Much rarer in the park, but more alarming still, was the 4-ton, 5-meter-tall Daspletosaurus. However, many other predators were considerably smaller, such as the 1.8-meter-long Dromaeosaurus. The skeletal remains of these smaller predators indicate that they relied on speed and agility to tackle their prey.

Many species of herbivorous Hadrosaurids have been found here. These duck-billed dinosaurs, with their enormous hollow crests, are thought to have been social animals, bugling signals to one another via their built-in trumpets. Their dentition, combined with their bulk, gives their diet away. Did they browse on vegetation around the swamp edges, or did they wade out and dine on the semi-submerged aquatic plants much as moose do now?

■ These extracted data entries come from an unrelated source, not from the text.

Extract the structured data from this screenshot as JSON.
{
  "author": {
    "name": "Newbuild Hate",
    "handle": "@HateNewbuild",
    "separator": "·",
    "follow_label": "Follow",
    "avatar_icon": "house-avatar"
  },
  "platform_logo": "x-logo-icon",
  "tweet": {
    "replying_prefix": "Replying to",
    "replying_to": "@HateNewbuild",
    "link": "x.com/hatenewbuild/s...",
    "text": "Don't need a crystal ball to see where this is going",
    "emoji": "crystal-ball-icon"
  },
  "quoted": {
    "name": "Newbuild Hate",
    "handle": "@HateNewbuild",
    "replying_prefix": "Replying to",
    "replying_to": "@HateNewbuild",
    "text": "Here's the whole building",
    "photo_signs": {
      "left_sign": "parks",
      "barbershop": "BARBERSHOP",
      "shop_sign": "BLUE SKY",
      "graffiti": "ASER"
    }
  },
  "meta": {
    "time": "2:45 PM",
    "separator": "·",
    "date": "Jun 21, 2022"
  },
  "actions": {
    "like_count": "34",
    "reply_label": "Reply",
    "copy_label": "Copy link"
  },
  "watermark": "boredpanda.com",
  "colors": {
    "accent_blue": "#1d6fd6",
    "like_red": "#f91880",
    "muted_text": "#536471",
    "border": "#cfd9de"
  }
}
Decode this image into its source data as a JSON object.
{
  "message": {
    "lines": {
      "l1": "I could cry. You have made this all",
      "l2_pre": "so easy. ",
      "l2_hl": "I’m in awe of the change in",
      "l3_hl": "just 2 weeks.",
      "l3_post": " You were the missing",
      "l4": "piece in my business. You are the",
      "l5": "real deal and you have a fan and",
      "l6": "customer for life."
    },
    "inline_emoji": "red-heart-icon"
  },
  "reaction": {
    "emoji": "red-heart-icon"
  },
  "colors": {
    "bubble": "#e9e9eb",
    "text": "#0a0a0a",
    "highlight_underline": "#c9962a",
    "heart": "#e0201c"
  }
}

The most familiar of the remains at the dinosaur park are the Centrosaurs. These "sharp-pointed" lizards grew up to 6 meters long. Like a squat rhinoceros with a heavy drooping tail, the Centrosaurs had forward-pointing nose-horns that might have been used in the same way as modern rhinos use theirs -- to defend their young. Herds of Centrosaurs, and similar Chasmosaurs, roamed the region browsing shrubby vegetation.

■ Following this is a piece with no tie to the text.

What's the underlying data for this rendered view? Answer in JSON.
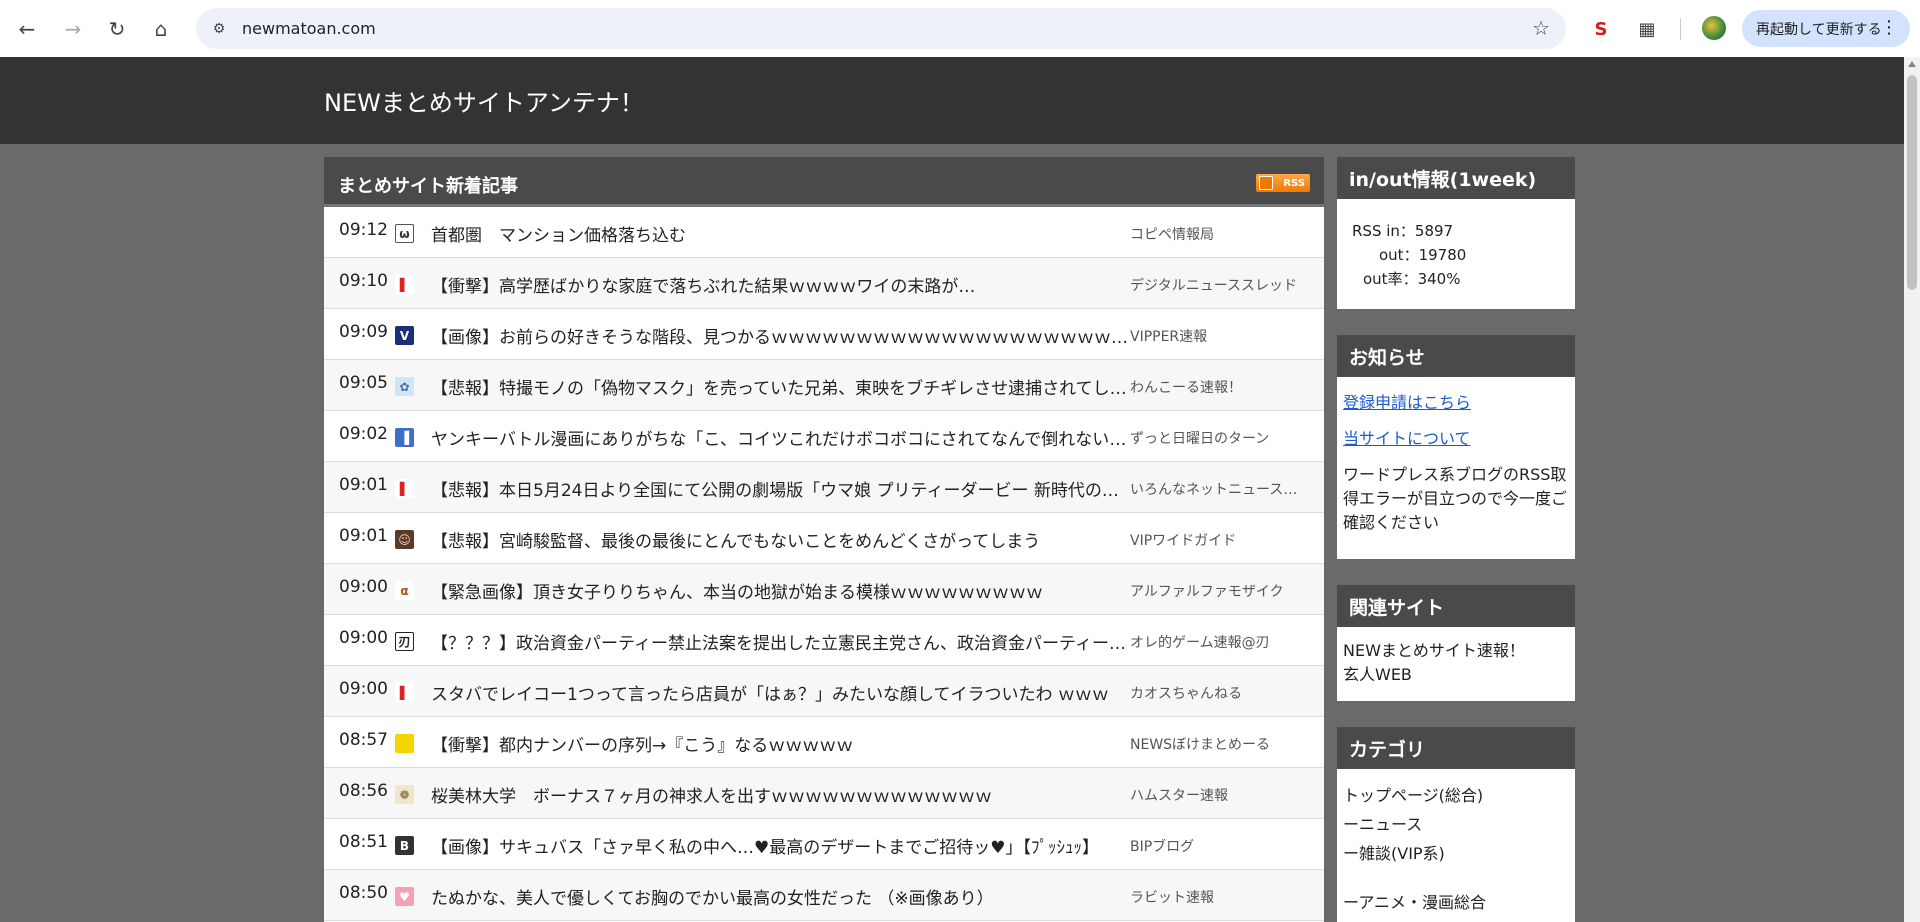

The attentions of predators would have weeded out weaker -- or unluckier -- individuals, much as later wolves did among the plains bison. As herds, too, the Centrosaurs sometimes met their end. In 1977, park naturalists stumbled across an astonishing find -- a partly weathered-out bone bed with bones at the center of the exposed area so thickly scattered that there was no bare ground! An initial inspection of the varied skulls and bone sizes indicated that at least six animals had died there, but by 1981 38 individuals had been identified, and by 1994 more than 55.

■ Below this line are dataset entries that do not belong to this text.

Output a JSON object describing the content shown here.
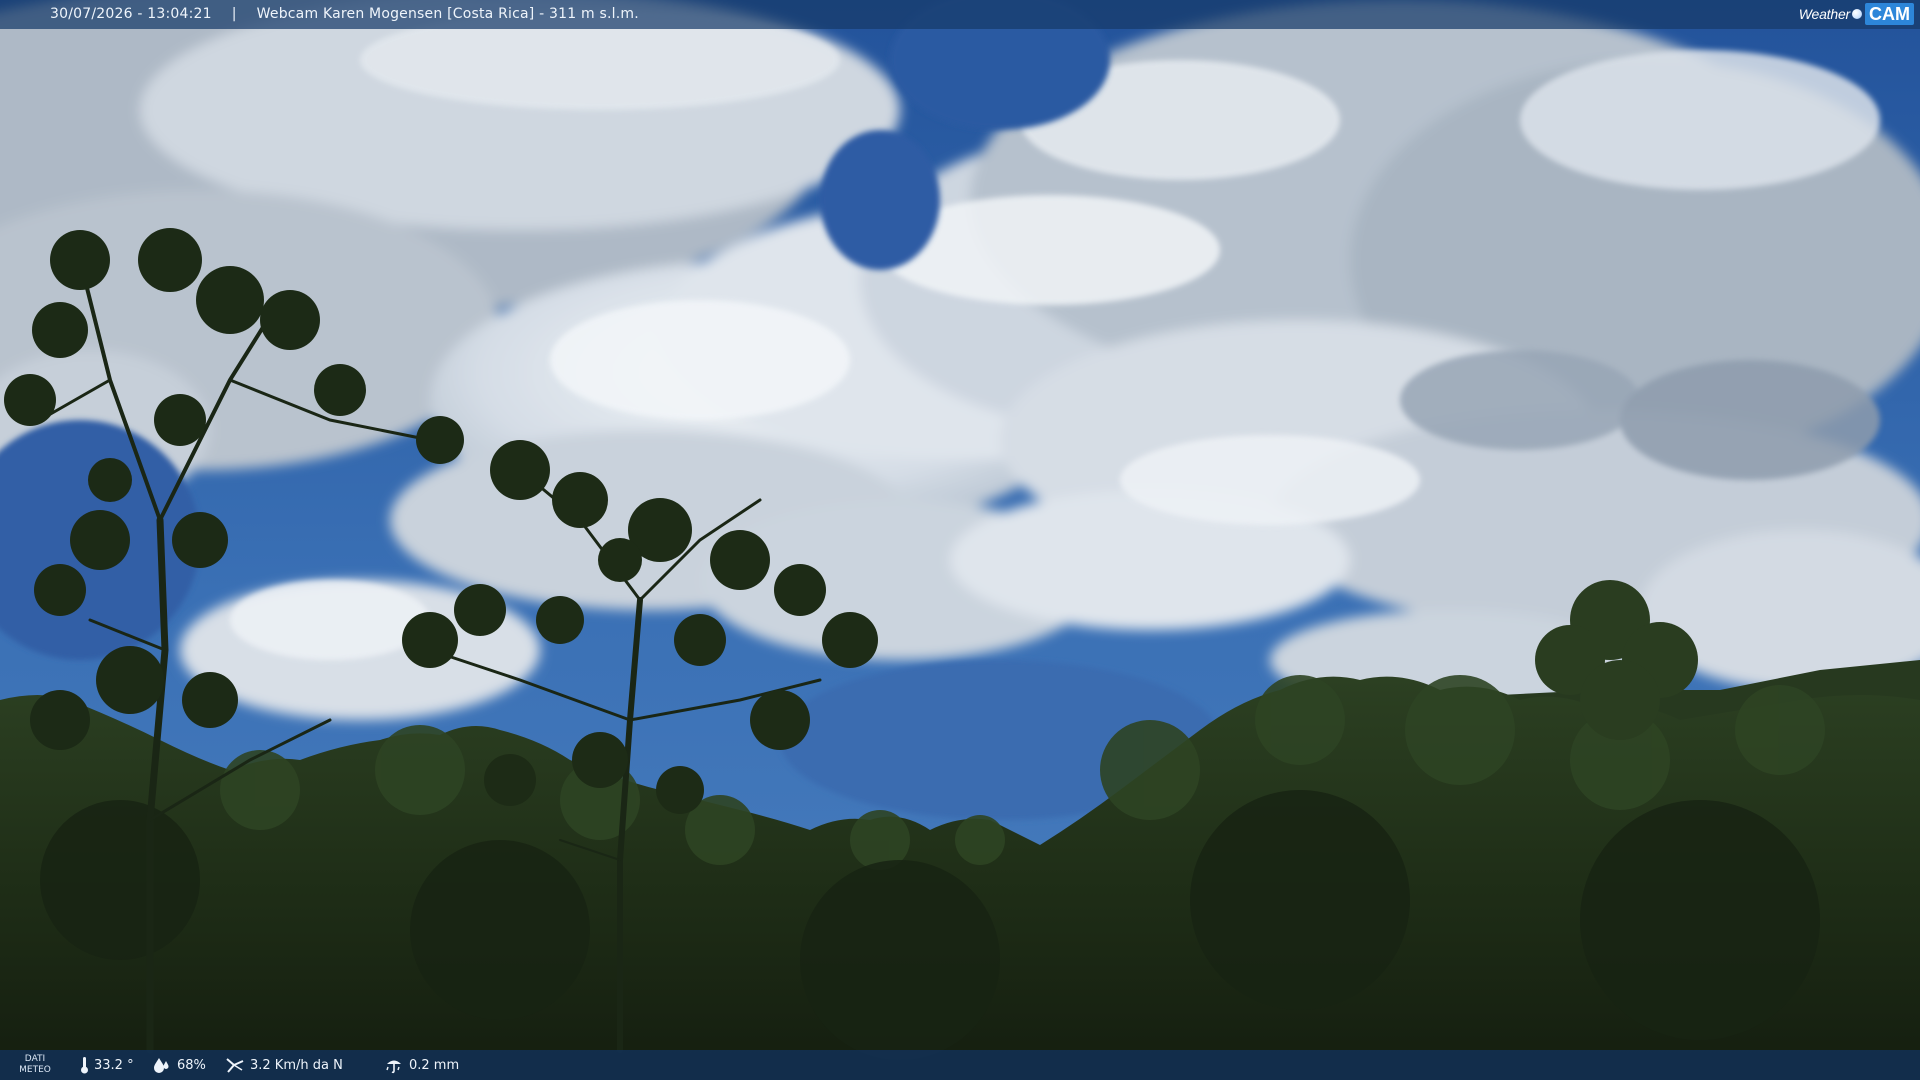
{
  "overlay_top": {
    "datetime": "30/07/2026 - 13:04:21",
    "separator": "|",
    "location": "Webcam Karen Mogensen [Costa Rica] - 311 m s.l.m."
  },
  "brand": {
    "part1": "Weather",
    "part2": "CAM"
  },
  "overlay_bottom": {
    "label_line1": "DATI",
    "label_line2": "METEO",
    "temperature": "33.2 °",
    "humidity": "68%",
    "wind": "3.2 Km/h da N",
    "rain": "0.2 mm"
  },
  "icons": {
    "temperature": "thermometer-icon",
    "humidity": "droplet-icon",
    "wind": "wind-icon",
    "rain": "rain-gauge-icon"
  },
  "colors": {
    "sky": "#2f63a8",
    "cloud": "#e8edf2",
    "forest": "#1e2d18",
    "bar": "#163a69"
  }
}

The bones are disarticulated, jumbled and mixed together, but 90 percent are from animals in the same genus if not the same species, and with as many as 60 bones and fragments per square meter it has been estimated that perhaps up to 400 individuals died there.

Careful analysis of bone beds reveals that most are long-term accumulations that piled up over perhaps thousands of years by being washed into a single area. In other cases -- and the Centrosaur beds seem to be of this type -- a catastrophe seems to have befallen a herd of animals at once.

Just as massed herds of caribou occasionally drown when caught in floods while attempting river crossings, it is surmised that Centrosaurs migrating en masse were caught in a flood and drowned in the melee. Washed downstream until stranded, their carcasses were then eaten (as witnessed by disarticulation, particular types of bone-fractures and tooth- and claw-marked bones). Further floods washed the smaller bones and fragments away and they were lost, but the major bones fetched up in shallows where the current carried them, and there they were buried and lost until a lucky palaeontologist stumbled on them.

While Daspletosaurus and Albertosaurus lorded it over the landscape and terrorized the Centrosaurs, up above another astonishing creature reigned -- the monstrous Pterosaur. Each year brings new discoveries, often new species, and in 1980 the first Pterosaur limb bone was unearthed in the dinosaur park. Measurements revealed that it came from a creature with a likely wingspan of about 12 meters, quite possibly Quetzalcoatlus, a creature somewhat resembling a modern hang-glider, but apparently adept at flight.

The behavior of such a creature is beyond my imagining, but even a short wander in the Dinosaur Provincial Park will surely be sufficient to convince even the least palaeontologically minded visitor that this is an immensely impressive place.